O cara que escrevera o filme, De Volta do Hades, já tivera uma série na TV, um daqueles programas familiares. Pat Sellers. Bem, a série prosseguira indefinidamente, mas Pat perdera a batalha contra a garrafa e em breve a série estava condenada. Divórcio. Perda da família, do lar. Pat estava na sarjeta. Agora fazia um retorno. Fizera aquele filme. Estava abstêmio. E no circuito de conferências, ajudando outros.
Tomei outra golada e passei pra Sarah.
Via o filme. Estavam na miséria. Era noite, e haviam acendido uma fogueira. Os homens e mulheres pareciam muito bem vestidos para estarem na sarjeta. Não tinham realmente aparência de vagabundos. Pareciam pessoas que trabalhavam em filmes de Hollywood, atores de TV. E cada um tinha um carrinho de supermercado onde guardava seus bens terrenos. Só que os carrinhos eram novinhos em folha. Reluziam à luz da fogueira. Eu nunca vira carrinhos tão novos em nenhum supermercado. Evidentemente, haviam sido comprados para o filme.
Passa a garrafa – pedi a Sarah.
Ergui-a bem alto e tomei uma boa golada. Tornei a ouvir o psiu, seguido de outro chiado.
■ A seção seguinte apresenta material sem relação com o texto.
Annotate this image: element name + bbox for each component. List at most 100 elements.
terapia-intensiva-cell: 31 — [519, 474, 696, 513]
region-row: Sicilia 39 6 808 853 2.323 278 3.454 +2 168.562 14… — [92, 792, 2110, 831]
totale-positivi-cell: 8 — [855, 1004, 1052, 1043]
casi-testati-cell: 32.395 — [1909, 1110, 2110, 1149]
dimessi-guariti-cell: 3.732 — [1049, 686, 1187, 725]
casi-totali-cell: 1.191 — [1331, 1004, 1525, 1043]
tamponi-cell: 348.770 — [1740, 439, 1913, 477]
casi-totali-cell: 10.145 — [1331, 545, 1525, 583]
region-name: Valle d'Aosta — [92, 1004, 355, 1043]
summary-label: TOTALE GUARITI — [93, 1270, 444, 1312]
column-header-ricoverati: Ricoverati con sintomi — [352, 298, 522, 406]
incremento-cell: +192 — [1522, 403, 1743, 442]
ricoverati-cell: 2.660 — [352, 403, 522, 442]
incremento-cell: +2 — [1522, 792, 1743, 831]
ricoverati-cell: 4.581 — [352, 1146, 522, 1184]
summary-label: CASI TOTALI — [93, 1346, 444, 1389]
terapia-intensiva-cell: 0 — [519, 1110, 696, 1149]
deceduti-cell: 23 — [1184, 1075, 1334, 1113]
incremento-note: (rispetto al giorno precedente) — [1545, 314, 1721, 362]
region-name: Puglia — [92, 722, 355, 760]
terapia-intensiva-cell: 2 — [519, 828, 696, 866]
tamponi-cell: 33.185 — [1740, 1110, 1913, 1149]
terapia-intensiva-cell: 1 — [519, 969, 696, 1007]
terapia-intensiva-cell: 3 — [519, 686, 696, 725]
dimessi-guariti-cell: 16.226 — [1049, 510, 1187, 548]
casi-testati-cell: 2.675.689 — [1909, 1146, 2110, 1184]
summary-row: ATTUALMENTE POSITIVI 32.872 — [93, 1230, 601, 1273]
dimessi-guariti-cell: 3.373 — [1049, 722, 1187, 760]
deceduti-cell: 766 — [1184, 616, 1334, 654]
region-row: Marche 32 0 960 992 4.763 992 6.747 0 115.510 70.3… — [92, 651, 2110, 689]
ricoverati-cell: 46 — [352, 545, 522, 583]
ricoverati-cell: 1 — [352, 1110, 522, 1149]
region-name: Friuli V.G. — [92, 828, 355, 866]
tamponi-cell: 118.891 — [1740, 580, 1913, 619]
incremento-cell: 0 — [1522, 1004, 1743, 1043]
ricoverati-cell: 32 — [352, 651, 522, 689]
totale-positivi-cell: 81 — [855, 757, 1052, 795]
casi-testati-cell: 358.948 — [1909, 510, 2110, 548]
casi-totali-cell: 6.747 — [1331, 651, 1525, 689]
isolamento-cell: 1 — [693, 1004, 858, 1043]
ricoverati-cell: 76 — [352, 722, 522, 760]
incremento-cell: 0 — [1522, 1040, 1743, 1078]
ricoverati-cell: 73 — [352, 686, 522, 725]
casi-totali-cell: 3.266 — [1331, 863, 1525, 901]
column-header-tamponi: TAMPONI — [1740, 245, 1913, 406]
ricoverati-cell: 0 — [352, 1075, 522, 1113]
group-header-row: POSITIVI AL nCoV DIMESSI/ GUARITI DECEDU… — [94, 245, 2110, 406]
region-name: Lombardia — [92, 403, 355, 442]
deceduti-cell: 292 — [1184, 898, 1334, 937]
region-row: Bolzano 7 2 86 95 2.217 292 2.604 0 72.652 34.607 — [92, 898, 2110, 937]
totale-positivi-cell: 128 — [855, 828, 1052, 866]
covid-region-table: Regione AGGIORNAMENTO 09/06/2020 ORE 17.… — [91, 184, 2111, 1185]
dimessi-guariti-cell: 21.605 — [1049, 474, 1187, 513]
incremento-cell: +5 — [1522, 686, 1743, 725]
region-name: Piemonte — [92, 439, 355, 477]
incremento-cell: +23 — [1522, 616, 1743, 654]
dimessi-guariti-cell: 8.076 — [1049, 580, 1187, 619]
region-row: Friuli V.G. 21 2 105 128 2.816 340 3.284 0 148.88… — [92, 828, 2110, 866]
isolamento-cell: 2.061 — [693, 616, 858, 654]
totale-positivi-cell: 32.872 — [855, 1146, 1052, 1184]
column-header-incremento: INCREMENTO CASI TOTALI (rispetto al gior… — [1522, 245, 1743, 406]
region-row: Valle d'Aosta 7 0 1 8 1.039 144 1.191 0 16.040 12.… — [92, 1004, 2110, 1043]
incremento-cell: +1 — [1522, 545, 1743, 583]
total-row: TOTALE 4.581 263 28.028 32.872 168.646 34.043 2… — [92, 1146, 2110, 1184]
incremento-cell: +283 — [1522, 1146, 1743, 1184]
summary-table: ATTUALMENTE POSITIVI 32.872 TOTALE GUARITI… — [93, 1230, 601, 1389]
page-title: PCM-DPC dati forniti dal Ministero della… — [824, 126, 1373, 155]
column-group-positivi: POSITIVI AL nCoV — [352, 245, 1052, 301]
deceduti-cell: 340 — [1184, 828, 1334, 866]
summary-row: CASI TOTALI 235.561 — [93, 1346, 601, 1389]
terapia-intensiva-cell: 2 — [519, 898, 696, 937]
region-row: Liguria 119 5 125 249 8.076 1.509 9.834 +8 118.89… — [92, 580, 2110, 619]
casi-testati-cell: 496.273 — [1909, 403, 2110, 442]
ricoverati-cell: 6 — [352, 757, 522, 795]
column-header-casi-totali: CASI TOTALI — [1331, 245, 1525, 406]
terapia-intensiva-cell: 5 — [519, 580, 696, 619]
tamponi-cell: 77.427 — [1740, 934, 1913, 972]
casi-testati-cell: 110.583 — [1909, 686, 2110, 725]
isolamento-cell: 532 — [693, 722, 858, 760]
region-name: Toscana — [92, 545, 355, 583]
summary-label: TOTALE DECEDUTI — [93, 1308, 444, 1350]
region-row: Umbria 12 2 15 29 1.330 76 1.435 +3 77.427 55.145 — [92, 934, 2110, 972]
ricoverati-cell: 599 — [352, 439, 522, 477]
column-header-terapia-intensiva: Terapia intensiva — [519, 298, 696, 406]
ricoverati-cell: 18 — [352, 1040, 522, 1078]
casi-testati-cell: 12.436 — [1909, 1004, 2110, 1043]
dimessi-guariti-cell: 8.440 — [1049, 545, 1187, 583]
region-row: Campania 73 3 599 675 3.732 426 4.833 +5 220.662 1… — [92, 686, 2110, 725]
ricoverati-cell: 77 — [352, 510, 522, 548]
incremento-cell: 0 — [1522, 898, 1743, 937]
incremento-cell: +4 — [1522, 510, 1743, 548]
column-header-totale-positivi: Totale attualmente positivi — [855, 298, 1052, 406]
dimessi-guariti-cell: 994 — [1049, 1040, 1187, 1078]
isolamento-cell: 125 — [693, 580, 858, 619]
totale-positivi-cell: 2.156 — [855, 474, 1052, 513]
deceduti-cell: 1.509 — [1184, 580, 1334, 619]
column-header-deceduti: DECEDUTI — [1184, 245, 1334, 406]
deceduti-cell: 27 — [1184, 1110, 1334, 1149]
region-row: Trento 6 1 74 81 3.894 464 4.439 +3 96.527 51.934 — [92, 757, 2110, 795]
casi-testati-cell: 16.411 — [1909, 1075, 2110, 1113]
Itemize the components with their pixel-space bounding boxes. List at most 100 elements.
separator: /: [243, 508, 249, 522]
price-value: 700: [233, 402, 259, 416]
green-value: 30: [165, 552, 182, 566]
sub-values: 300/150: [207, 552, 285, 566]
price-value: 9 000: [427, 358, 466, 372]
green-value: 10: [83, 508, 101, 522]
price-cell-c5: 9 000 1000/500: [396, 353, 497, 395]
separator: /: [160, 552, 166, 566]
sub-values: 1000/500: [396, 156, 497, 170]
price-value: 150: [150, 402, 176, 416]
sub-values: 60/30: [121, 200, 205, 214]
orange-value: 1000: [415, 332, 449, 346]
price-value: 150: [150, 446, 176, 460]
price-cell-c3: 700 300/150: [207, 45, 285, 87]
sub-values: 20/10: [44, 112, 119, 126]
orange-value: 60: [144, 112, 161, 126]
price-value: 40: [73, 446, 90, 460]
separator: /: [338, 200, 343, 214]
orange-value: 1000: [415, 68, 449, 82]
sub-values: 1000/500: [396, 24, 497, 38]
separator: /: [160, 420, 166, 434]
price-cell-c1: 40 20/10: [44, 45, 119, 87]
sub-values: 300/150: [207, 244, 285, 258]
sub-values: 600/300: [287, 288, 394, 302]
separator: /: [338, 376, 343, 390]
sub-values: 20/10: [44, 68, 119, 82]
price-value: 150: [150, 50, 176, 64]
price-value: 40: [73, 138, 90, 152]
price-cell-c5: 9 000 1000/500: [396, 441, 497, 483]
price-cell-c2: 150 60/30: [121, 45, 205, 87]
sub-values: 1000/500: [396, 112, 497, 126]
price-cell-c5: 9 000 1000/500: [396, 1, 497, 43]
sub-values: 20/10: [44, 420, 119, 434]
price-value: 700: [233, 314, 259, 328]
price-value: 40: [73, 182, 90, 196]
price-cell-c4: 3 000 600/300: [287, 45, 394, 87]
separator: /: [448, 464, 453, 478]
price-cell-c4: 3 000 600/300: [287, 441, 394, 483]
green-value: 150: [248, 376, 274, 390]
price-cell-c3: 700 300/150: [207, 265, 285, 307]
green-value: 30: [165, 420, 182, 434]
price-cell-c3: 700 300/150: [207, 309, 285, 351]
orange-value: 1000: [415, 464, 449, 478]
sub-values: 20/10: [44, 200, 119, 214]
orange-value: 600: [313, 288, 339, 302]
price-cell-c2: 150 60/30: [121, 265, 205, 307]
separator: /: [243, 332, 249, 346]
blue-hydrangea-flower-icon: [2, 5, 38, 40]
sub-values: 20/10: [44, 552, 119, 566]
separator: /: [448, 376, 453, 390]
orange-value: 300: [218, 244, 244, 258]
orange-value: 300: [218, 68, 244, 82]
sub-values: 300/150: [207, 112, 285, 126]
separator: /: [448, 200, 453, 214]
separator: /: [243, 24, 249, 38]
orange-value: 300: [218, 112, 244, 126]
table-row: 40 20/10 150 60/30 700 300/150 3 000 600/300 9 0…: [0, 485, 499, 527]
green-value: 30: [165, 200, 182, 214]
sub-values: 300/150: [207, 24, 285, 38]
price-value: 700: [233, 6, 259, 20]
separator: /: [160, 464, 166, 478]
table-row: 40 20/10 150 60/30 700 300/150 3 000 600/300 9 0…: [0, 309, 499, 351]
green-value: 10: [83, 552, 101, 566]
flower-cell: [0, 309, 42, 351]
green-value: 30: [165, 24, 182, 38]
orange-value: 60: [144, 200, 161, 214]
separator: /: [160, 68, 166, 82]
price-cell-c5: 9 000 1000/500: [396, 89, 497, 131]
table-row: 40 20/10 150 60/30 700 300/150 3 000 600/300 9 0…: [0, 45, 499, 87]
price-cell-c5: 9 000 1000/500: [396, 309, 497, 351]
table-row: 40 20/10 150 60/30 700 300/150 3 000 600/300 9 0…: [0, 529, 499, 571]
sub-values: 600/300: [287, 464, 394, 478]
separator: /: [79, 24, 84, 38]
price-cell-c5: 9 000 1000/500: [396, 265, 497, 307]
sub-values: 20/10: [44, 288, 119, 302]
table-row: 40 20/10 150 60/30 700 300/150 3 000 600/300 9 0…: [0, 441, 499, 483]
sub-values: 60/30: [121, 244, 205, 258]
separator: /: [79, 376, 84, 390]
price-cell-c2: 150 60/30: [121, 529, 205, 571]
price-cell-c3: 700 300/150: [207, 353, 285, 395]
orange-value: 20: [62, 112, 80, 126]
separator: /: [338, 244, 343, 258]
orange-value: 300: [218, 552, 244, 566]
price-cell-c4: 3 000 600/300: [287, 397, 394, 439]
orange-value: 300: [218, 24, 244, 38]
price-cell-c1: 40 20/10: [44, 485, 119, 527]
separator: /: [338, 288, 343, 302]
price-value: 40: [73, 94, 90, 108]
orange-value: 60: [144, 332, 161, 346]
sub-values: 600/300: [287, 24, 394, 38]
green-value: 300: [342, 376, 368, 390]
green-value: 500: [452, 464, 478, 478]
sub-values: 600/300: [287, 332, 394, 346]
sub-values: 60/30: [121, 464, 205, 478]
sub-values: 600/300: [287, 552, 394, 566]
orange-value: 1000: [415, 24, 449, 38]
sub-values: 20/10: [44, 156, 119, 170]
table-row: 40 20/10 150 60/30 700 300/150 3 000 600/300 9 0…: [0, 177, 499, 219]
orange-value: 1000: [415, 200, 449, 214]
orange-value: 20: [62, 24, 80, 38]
Essas pessoas são feias – eu disse a Sarah. – Que diabos há com elas?
Não sei.
Voltemos ao filme e às pessoas à luz da fogueira com seus carrinhos de compras. Um cara falava. Os outros escutavam.
...eu acordava e não reconhecia a cama onde estava, não sabia onde estava... me vestia, saía e procurava meu carro. Jamais sabia onde estava o carro. Às vezes levava horas pra descobrir...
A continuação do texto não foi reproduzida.